Seluruh cita cita Indonesia tidak akan terwujud tanpa adanya nilai persatuan, kerja keras dan gotong-royong yang telah ditanamkan sejak awal lahirnya Republik ini. Tidak ada hal gratis yang bisa kita nikmati tanpa usaha dan kerja keras. Sikap malas, terpecah belah, dan egosentris telah terbukti mengantarkan indonesia kepada ratusan tahun masa penjajahan bangsa asing, mulai dari Portugis, Spanyol, Belanda, Inggris hingga Jepang yang semuanya memamfaatkan kelemahan yang tertanam di dalam jiwa bangsa kita di masa lalu.
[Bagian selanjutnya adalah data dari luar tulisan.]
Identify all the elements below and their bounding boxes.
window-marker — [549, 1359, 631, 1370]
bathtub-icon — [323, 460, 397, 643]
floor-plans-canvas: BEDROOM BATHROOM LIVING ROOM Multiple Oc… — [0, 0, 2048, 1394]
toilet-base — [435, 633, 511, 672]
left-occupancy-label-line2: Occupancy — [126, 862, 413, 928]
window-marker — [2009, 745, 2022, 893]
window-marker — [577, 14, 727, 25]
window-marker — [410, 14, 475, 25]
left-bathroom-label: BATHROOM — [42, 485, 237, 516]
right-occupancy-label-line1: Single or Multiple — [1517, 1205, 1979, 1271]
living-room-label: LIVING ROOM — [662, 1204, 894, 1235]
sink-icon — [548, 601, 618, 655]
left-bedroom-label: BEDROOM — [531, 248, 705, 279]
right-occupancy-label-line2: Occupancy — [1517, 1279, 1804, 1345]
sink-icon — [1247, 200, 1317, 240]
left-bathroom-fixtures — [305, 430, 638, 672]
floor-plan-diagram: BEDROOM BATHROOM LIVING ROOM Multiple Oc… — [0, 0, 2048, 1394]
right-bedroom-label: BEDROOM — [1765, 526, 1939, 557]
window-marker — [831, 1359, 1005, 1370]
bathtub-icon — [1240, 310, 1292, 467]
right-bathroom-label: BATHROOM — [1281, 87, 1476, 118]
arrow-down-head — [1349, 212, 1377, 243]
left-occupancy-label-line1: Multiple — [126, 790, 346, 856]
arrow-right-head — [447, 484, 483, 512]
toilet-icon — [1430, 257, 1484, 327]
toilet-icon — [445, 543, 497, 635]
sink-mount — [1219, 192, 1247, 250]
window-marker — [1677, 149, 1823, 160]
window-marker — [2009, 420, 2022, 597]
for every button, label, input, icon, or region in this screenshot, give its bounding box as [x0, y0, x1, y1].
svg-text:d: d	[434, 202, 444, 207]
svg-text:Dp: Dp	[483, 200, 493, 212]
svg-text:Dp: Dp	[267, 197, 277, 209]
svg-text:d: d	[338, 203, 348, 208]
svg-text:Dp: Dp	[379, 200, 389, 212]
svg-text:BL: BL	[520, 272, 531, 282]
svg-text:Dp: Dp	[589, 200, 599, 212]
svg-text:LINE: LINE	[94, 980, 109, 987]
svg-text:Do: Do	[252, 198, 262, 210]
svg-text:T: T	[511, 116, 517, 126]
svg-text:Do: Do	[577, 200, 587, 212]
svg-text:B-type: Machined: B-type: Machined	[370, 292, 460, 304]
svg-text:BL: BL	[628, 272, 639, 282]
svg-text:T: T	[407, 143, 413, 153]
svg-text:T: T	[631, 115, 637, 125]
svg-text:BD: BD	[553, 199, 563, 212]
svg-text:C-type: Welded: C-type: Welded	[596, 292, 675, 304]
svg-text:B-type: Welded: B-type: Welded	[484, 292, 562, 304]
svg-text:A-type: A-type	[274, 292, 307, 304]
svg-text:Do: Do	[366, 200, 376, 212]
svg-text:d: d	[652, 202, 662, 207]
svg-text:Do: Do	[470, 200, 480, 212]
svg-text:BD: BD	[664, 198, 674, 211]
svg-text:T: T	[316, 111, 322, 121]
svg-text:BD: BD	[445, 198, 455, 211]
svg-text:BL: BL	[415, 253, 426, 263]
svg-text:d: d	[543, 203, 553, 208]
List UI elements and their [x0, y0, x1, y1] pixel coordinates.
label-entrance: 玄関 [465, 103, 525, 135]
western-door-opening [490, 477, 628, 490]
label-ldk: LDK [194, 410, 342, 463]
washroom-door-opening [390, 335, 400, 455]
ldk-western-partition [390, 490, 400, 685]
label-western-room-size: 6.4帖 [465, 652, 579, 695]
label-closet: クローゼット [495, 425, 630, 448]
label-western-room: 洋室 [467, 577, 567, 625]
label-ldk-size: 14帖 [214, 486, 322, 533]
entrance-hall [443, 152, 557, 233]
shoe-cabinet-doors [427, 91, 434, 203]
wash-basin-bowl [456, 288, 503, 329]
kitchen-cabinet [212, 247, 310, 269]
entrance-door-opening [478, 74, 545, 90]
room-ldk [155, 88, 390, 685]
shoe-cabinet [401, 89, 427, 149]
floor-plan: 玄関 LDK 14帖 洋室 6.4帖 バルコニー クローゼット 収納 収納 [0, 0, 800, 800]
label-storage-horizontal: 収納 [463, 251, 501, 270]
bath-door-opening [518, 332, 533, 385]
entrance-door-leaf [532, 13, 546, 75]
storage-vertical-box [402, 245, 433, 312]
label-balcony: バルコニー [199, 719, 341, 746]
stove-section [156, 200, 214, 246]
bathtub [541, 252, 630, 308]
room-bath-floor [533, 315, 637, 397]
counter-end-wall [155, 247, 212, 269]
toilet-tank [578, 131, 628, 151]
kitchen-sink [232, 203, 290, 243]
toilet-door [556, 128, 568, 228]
Hanya dengan cara mengubahnya secara total menjadi semangat yang positif, Bangsa Indonesia bisa meraih kemerdekaan yang sesungguhnya dengan kerja keras, Bangsa Indonesia bukan saja terbatas dari penjajahan bangsa asing, namun juga akan memiliki kemerdekaan untuk meraih hidup sejahtera, mandiri, dan memiliki kemampuan menentukan nasib sendiri.

 

Dari semangat untuk setara, menuju persatuan Indonesia

sesuai dengan semangat persatuan indonesia, kemerdekaan republik indonesia dirayakan dengan cara istimewa, yaitu di beberapa tempat sekaligus dalam dalam satu rangkaian perayaan. Dengan demikian, seluruh Indonesia merasa terlibat dalam kebanggaan menjadi satru bangsa yang utuh. Perayaan kemerdekaan Indonesia dimulai dari ujung paling Barat Indonesia, tugu nol kilometer, Sabang, Aceh, titik paling utara, Pulau Miagas, Sulawesi Utara, kota di garis katulistiwa, Pontianak, titik paling selatan, Pulau Rote, Nusantara Timur, hingga titik paling Timur, Merauke, Papua. Dengan demikian, terlihat komitmen besar untuk memandang indonesia sebagai sebuah negara kesatuan yang tidak lagi terpisah dan tidak lagi terpisah dan tidak di warnai kecemburuan antar satu daerah dengan yang lain. Indonesia merayakan kemerdekaanya dalam semangat persatuan dan seruan “Ayo Kerja”

 

Membangun Indonesia dari pintu terdepan

Pembangunan kini di upayakan agar tidak hanya di rasakan oleh satu daerah atau pulau tertentu, namun merata di seluruh wilayah tanah air. Saat ini saja, ada 13 kabupaten terluar yang berbatasan dengan laut dan 14 kabupaten terluar berbatasan dengan darat, tersebar menjadi 3.591 desa tertinggal di perbatasan dari total 39.086 desa tertinggal secara keseluruhan. Mayoritas desa dengan kriteria ini belum mampu menyediakan standar pelayanan minimun untuk aspek kebutuhan sosial, infrastuktur, sarana, pelayanan umum dan penyelenggaraan pemerintahan. Jumlah ini sangat signifikan jika di bandingkan dengan total 74.094 desa yang ada di indonesia, sehingga membutuhkan perhatian besar tanpa membeda-bedakan jarak, lokasi, dan etnis yang mendiaminya. Karena itu, kita harus menyadari potensi yang ada di plosok dan perbatasan sekaligus memperbaiki ketertinggalan yang di rasakan oleh penduduknya. Ini adalah wujud dari Nawa Cita ketiga, yakni membangun indonesia dari pinggiran dengan memperkuat daerah-daerah dan desa dalam kerangka negara kesatauan.